Available on: Keysound 12″

Ahh, these fizzing, buzzing synth chords – where did they come from?  I mean, we know that Martyn and then Joy Orbison brought the pads with them from the deeper end of drum & bass, that Terror Danjah, Joker, Hudson Mohawke and co found common ground between the anthemic synths of grime and crunk, that the Californian Brainfeeder axis have always had a touch of the Sun Ra cosmic background radiation to their sound, and that UK funky got its own harmonic language from broken beat, afro-house and garage…but why and how all of these things have come together over the past year or so, bringing in hints of everything from ‘Axel F’ to Alice Coltrane, to fill tracks such a wonderful tingly zingy top end is still a mystery.

Anyway, let’s not look a gift horse in the mouth, the hows and whys can come later – for now, it’s still a fresh and instant sound and very much of the now, and Keysound and Sully are doing their bit to keep it extra minty fresh by releasing the 2-step bounce of ‘In Some Pattern’.  There’s a distinct vintage Detroit techno hand-edited flavour to the way the chords shoot straight into the nervous system then clip off without warning, and as it progresses they never quite seem to repeat.  Underneath them are raw twangs sounding like Konono No.1 thumb pianos, loads of laser zaps, unexpected bursts of ‘Funky Drummer’ and that rubberised beat that plays the rigid off against the unquantised just so to make a stone cold classic piece of electric funk.

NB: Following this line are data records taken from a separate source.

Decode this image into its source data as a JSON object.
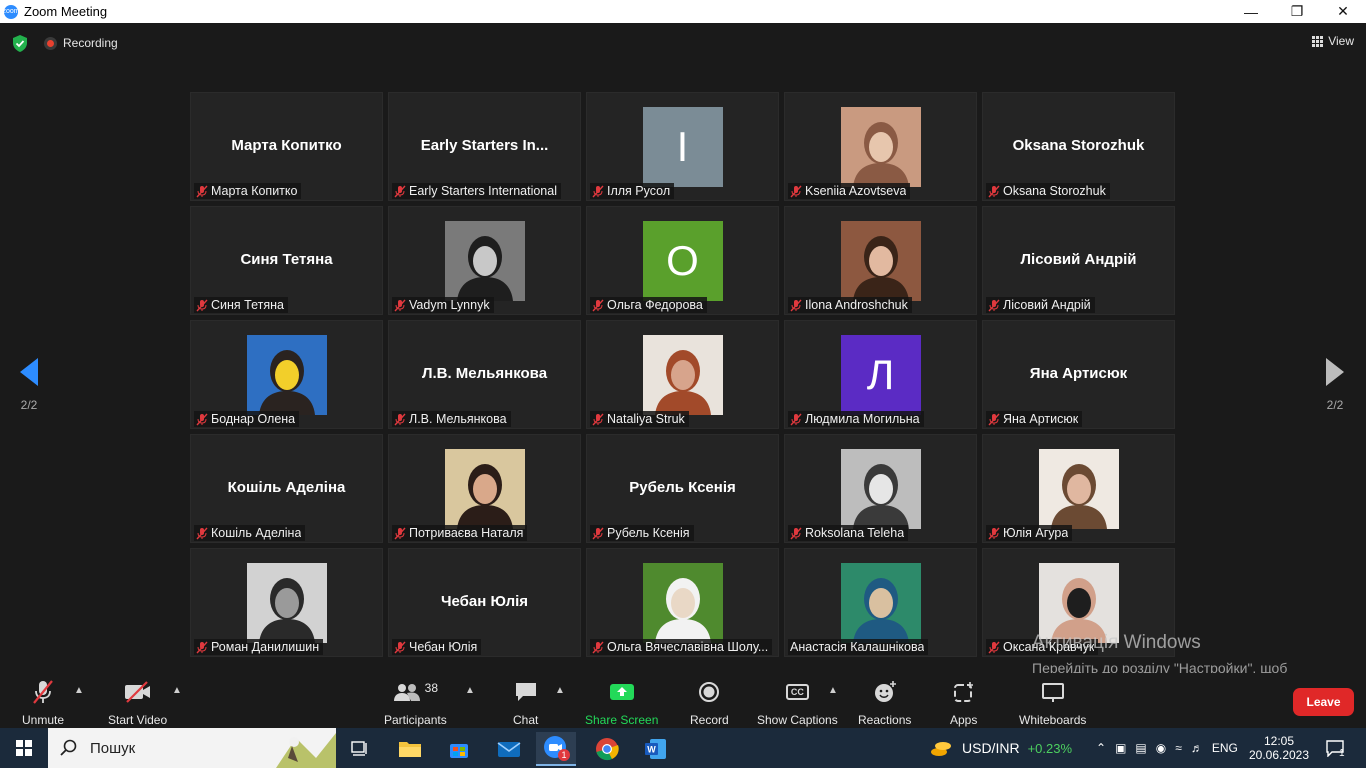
{
  "window": {
    "title": "Zoom Meeting",
    "app_icon_text": "zoom"
  },
  "top_bar": {
    "recording_label": "Recording",
    "view_label": "View"
  },
  "pager": {
    "left_label": "2/2",
    "right_label": "2/2"
  },
  "participants": [
    {
      "display": "Марта Копитко",
      "label": "Марта Копитко",
      "kind": "name"
    },
    {
      "display": "Early Starters In...",
      "label": "Early Starters International",
      "kind": "name"
    },
    {
      "display": "І",
      "label": "Ілля Русол",
      "kind": "letter",
      "color": "#7b8c96"
    },
    {
      "display": "",
      "label": "Kseniia Azovtseva",
      "kind": "photo",
      "photo": [
        "#c99a80",
        "#e7c6ad",
        "#8a5a44"
      ]
    },
    {
      "display": "Oksana Storozhuk",
      "label": "Oksana Storozhuk",
      "kind": "name"
    },
    {
      "display": "Синя Тетяна",
      "label": "Синя Тетяна",
      "kind": "name"
    },
    {
      "display": "",
      "label": "Vadym Lynnyk",
      "kind": "photo",
      "photo": [
        "#7a7a7a",
        "#c8c8c8",
        "#1e1e1e"
      ]
    },
    {
      "display": "О",
      "label": "Ольга Федорова",
      "kind": "letter",
      "color": "#5aa02c"
    },
    {
      "display": "",
      "label": "Ilona Androshchuk",
      "kind": "photo",
      "photo": [
        "#8d5840",
        "#e2b9a0",
        "#3a2418"
      ]
    },
    {
      "display": "Лісовий Андрій",
      "label": "Лісовий Андрій",
      "kind": "name"
    },
    {
      "display": "",
      "label": "Боднар Олена",
      "kind": "photo",
      "photo": [
        "#2e6fc2",
        "#f2cf2a",
        "#2a2320"
      ]
    },
    {
      "display": "Л.В. Мельянкова",
      "label": "Л.В. Мельянкова",
      "kind": "name"
    },
    {
      "display": "",
      "label": "Nataliya Struk",
      "kind": "photo",
      "photo": [
        "#e9e3dc",
        "#d7a48c",
        "#a24a2a"
      ]
    },
    {
      "display": "Л",
      "label": "Людмила Могильна",
      "kind": "letter",
      "color": "#5b2bc4"
    },
    {
      "display": "Яна Артисюк",
      "label": "Яна Артисюк",
      "kind": "name"
    },
    {
      "display": "Кошіль Аделіна",
      "label": "Кошіль Аделіна",
      "kind": "name"
    },
    {
      "display": "",
      "label": "Потриваєва Наталя",
      "kind": "photo",
      "photo": [
        "#d9c79e",
        "#d9a88a",
        "#2b1d18"
      ]
    },
    {
      "display": "Рубель Ксенія",
      "label": "Рубель Ксенія",
      "kind": "name"
    },
    {
      "display": "",
      "label": "Roksolana Teleha",
      "kind": "photo",
      "photo": [
        "#bdbdbd",
        "#e6e6e6",
        "#3a3a3a"
      ]
    },
    {
      "display": "",
      "label": "Юлія Агура",
      "kind": "photo",
      "photo": [
        "#efe9e2",
        "#e0b7a0",
        "#6b4a33"
      ]
    },
    {
      "display": "",
      "label": "Роман Данилишин",
      "kind": "photo",
      "photo": [
        "#d2d2d2",
        "#9a9a9a",
        "#2a2a2a"
      ]
    },
    {
      "display": "Чебан Юлія",
      "label": "Чебан Юлія",
      "kind": "name"
    },
    {
      "display": "",
      "label": "Ольга Вячеславівна Шолу...",
      "kind": "photo",
      "photo": [
        "#4f8a2e",
        "#e9d8c6",
        "#f2f2f2"
      ]
    },
    {
      "display": "",
      "label": "Анастасія Калашнікова",
      "kind": "photo",
      "photo": [
        "#2d8a6a",
        "#d9c0a0",
        "#1f5a82"
      ],
      "no_mic": true
    },
    {
      "display": "",
      "label": "Оксана Кравчук",
      "kind": "photo",
      "photo": [
        "#e4e1de",
        "#1e1e1e",
        "#d1a08a"
      ]
    }
  ],
  "toolbar": {
    "unmute": "Unmute",
    "start_video": "Start Video",
    "participants": "Participants",
    "participants_count": "38",
    "chat": "Chat",
    "share_screen": "Share Screen",
    "record": "Record",
    "show_captions": "Show Captions",
    "cc_badge": "CC",
    "reactions": "Reactions",
    "apps": "Apps",
    "whiteboards": "Whiteboards",
    "leave": "Leave"
  },
  "activation": {
    "title": "Активація Windows",
    "body": "Перейдіть до розділу \"Настройки\", щоб активувати Windows."
  },
  "taskbar": {
    "search_placeholder": "Пошук",
    "currency": "USD/INR",
    "currency_change": "+0.23%",
    "language": "ENG",
    "time": "12:05",
    "date": "20.06.2023",
    "notification_count": "1",
    "zoom_badge": "1"
  },
  "colors": {
    "accent": "#2d8cff",
    "leave": "#e02828",
    "share": "#23d959",
    "mic_off": "#e0393e"
  }
}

Sully’s remix of J-Treole on the other side isn’t – couldn’t be – as instant. Its jazzy deep house electric piano chords are a lot more subtle, and its whole structure and soundscape is a lot more like straightforward Groove Chronicles style garage circa 1999 – but that’s by no means a bad thing, and it too has an irresistible hip-swing.  It’s literally very good music for dancing to.